I've run the Chapel code past the Chapel programming language
people and they've brought the time down to ~ 6.5 seconds. I've
disallowed calling BLAS because I'm looking at the performance of
the programming language implementations rather than it's ability
to call other libraries.
So far the times are looking like this:
D: ~ 1.5 seconds
Julia: ~ 2.5 seconds
Chapel: ~ 6.5 seconds
I've been working on the Nim benchmark and have written a little
byte order set of functions for big -> little endian stuff
(https://gist.github.com/dataPulverizer/744fadf8924ae96135fc600ac86c7060) which was fun and has the ntoh, hton, and so forth functions that can be applied to any basic type. Now writing a little matrix type in the same vein as the D matrix type I wrote and then do the easy bit which is writing the kernel matrix algorithm itself.
In the end I'll run the benchmark on data of various sizes.
Currently I'm just running it on the (10,000 x 784) data set
which outputs a (10,000 x 10,000) matrix.

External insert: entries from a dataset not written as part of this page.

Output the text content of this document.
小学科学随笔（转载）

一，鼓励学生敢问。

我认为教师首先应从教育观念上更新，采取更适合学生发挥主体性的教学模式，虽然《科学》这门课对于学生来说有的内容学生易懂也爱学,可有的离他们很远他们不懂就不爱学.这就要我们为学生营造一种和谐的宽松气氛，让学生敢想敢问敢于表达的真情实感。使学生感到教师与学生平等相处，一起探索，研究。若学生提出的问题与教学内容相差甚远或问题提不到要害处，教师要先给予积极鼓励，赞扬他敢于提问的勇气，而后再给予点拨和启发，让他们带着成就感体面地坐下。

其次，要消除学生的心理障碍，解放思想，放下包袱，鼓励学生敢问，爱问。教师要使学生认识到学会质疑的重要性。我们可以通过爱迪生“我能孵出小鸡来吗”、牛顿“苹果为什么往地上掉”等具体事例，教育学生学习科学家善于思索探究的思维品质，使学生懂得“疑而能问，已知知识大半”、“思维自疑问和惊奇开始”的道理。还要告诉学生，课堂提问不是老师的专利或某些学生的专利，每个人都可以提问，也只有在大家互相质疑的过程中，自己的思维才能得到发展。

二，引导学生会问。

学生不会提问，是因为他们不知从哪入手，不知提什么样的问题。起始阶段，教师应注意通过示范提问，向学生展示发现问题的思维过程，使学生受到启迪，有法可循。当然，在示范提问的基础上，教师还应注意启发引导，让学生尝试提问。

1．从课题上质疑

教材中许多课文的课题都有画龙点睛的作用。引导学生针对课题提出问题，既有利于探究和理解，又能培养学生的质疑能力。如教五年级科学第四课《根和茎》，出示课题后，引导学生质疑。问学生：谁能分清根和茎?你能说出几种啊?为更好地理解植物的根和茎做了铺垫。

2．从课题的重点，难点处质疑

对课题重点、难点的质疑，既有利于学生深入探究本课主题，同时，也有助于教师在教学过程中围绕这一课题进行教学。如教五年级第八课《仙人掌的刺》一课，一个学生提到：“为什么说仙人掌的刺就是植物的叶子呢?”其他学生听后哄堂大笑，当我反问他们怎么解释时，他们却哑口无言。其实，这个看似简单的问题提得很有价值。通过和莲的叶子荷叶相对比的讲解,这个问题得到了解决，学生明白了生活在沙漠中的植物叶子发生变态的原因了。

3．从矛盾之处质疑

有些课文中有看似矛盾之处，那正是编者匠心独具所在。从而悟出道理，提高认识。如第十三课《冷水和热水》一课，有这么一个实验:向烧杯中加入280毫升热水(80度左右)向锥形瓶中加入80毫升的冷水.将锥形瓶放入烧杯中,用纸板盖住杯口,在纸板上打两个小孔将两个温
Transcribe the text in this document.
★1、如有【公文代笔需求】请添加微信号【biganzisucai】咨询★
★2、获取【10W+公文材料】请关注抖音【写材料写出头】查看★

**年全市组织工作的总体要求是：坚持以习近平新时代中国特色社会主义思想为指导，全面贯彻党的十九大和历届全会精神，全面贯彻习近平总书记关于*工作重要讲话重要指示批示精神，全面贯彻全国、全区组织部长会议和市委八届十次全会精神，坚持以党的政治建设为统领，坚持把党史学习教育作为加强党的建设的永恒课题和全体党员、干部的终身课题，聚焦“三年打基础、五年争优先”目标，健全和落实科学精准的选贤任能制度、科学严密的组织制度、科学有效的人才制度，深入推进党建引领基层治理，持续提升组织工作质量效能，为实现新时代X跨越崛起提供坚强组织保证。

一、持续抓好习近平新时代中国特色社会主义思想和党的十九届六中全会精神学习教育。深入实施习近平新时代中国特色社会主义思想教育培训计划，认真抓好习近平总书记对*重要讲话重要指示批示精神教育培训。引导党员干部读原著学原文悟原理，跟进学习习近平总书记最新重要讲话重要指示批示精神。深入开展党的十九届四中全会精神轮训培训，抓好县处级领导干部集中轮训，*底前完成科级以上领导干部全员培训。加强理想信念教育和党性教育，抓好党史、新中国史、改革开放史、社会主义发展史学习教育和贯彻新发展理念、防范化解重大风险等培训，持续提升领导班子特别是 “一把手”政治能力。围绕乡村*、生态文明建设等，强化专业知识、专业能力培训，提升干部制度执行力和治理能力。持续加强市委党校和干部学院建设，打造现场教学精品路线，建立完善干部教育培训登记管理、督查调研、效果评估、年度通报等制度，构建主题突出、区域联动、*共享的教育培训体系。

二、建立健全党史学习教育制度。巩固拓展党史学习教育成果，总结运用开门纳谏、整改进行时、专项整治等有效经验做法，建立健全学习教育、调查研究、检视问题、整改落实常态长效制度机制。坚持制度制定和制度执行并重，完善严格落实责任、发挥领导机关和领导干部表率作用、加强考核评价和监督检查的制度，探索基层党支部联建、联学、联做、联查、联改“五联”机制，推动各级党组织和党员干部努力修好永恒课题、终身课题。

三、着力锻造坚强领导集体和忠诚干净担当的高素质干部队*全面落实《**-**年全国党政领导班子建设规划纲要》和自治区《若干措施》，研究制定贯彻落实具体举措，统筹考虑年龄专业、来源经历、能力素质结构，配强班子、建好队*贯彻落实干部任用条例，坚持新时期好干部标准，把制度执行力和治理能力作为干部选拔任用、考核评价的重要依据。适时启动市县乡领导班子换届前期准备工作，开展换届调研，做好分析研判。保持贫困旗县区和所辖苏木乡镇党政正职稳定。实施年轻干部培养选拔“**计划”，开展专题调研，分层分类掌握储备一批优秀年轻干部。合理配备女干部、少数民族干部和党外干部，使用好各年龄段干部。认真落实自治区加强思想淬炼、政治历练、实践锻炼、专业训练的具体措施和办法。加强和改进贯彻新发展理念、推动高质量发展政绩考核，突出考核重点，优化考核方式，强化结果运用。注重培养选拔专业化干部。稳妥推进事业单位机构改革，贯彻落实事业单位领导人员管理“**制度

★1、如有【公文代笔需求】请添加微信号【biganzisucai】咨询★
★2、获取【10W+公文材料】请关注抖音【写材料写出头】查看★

I'll end up running
(5,000 x 784), (10,000 x 784), (20,000 x 784), (30,000 x 784),
(40,000 x 784), (50,000 x 784), and (60,000 x 784). Ideally I'd
measure each on 100 times and plot confidence intervals, but I'll
have to settle for measuring each one 3 times and take an average
otherwise it will take too much time. I don't think that D will
have it it's own way for all the data sizes, from what I can see,
Julia may do better at the largest data set, maybe simd will be a
factor there.
The data set sizes are not randomly chosen. In many common data
science tasks maybe > 90% of what data scientists currently work
on, people work with data sets in this range or even smaller, the
big data stuff is much less common unless you're working for
Google (FANGs) or a specialist startup. I remember running a
kernel cluster in often used "data science" languages (none of
which I'm benchmarking here) and it wasn't done after an hour and
then hung and crashed, I implemented something in Julia and it
was done in a minute. Calculating kernel matrices is the
cornerstone of many kernel-based machine learning libraries
kernel PCA, Kernel Clustering, SVM and so on. It's a pretty
important thing to calculate and shows the potential of these
languages in the data science field. I think an article like this
is valid for people that implement numerical libraries. I'm also
hoping to throw in C++ by way of comparison.